On the plus side, OCaml CSV is in the FreeBSD ports (ocaml-csv), but on the other hand, it pulls in a *lot* of dependencies I won’t use again (including graphics stuff). I went ahead and compiled the port anyway. It completed without error, but it seems csvtool isn’t included in the FreeBSD port (or at least it didn’t get installed). Grrrr.

Conclusions

I’m rolling my own. I’m following tutorials on the Python CMS module, and adapting them to my simple but unique needs – and I need to learn Python anyway for OpenERP (and to hang out with the cool kids). However, I would like to have a general-purpose go-to CVS utility, and look forward to eventually testing csvkit.

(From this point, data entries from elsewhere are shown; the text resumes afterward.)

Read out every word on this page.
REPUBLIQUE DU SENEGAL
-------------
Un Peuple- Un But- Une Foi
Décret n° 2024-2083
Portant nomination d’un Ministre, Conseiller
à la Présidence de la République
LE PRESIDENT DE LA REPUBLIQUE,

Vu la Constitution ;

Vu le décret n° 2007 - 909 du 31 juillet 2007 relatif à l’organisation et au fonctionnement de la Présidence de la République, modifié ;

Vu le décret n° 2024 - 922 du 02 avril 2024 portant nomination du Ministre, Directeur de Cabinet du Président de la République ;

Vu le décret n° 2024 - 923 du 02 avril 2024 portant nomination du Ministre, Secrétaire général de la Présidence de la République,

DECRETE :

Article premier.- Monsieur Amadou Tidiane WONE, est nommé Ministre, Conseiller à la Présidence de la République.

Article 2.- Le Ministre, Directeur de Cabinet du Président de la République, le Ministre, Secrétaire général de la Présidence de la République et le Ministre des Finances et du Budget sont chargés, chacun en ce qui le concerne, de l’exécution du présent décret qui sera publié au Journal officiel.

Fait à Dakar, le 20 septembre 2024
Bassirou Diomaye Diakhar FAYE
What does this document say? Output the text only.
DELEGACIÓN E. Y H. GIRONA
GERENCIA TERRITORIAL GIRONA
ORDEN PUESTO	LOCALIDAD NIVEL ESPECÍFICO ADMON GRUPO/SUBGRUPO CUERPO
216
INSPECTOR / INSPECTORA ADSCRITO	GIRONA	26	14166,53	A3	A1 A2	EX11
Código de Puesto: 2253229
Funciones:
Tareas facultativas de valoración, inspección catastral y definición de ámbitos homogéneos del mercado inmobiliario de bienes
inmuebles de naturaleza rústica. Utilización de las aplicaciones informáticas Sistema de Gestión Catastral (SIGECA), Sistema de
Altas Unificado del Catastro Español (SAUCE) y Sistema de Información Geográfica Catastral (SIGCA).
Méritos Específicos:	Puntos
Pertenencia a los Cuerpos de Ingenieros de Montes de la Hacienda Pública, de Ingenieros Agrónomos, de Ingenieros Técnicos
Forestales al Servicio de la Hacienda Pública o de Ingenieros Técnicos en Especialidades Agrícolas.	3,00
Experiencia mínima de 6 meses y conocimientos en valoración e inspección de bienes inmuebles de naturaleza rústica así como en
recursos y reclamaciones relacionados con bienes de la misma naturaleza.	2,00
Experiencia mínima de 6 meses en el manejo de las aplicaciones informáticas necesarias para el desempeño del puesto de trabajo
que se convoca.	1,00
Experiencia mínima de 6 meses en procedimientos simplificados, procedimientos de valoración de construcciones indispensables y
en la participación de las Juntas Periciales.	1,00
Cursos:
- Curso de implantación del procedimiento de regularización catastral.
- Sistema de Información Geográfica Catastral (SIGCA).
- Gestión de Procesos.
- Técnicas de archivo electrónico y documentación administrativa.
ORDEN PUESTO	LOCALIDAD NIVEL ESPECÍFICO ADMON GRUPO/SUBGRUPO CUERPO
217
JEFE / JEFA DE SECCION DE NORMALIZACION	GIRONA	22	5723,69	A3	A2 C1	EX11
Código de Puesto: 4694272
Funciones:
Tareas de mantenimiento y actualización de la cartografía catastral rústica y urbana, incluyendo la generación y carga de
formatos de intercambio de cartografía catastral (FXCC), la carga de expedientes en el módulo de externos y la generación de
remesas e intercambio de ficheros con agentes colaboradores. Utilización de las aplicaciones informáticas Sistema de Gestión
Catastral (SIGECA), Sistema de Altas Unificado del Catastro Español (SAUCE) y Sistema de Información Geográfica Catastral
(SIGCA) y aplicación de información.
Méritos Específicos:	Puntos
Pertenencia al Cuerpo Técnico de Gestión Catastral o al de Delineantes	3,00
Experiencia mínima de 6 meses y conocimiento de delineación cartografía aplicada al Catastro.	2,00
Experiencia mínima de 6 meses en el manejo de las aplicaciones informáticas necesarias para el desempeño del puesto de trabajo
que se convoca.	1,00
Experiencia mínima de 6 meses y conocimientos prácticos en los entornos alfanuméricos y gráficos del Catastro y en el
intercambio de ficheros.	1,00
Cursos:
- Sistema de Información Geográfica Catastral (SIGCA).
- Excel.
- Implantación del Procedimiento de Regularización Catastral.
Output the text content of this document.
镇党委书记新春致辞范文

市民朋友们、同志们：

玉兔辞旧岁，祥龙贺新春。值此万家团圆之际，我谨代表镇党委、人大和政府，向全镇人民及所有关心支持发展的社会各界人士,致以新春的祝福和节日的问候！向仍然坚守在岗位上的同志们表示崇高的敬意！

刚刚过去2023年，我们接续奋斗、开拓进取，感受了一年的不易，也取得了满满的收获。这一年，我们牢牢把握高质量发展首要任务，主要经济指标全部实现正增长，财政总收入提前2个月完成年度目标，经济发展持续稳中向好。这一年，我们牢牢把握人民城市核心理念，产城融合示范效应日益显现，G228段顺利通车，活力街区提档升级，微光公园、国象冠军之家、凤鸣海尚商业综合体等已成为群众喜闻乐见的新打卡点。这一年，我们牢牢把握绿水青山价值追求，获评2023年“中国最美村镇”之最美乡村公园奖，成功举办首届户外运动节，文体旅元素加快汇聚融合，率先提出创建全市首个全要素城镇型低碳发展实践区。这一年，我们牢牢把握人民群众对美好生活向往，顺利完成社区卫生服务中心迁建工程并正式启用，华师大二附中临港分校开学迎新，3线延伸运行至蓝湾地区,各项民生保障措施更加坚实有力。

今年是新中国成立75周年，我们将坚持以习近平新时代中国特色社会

One Reply to “Manipulating CSV-format files on FreeBSD”

  1. Thanks for this list! I didn’t know about csvprintf before. One more for the toolkit.

    I’d give csvkit another go. It’s the easiest to get up and running, at least under Xubuntu.

    If you’re learning Python, you might already know this now, but:

    Pip is the modern standard Python package installer.

    With pip, you just type “pip install csvkit” to install csvkit and its dependent packages.

    mkvirtualenv is probably only important if you are not allowed to install Python packages for all users. Instead you can create a virtual environment with a set of packages just for you and install it there.

Comments are closed.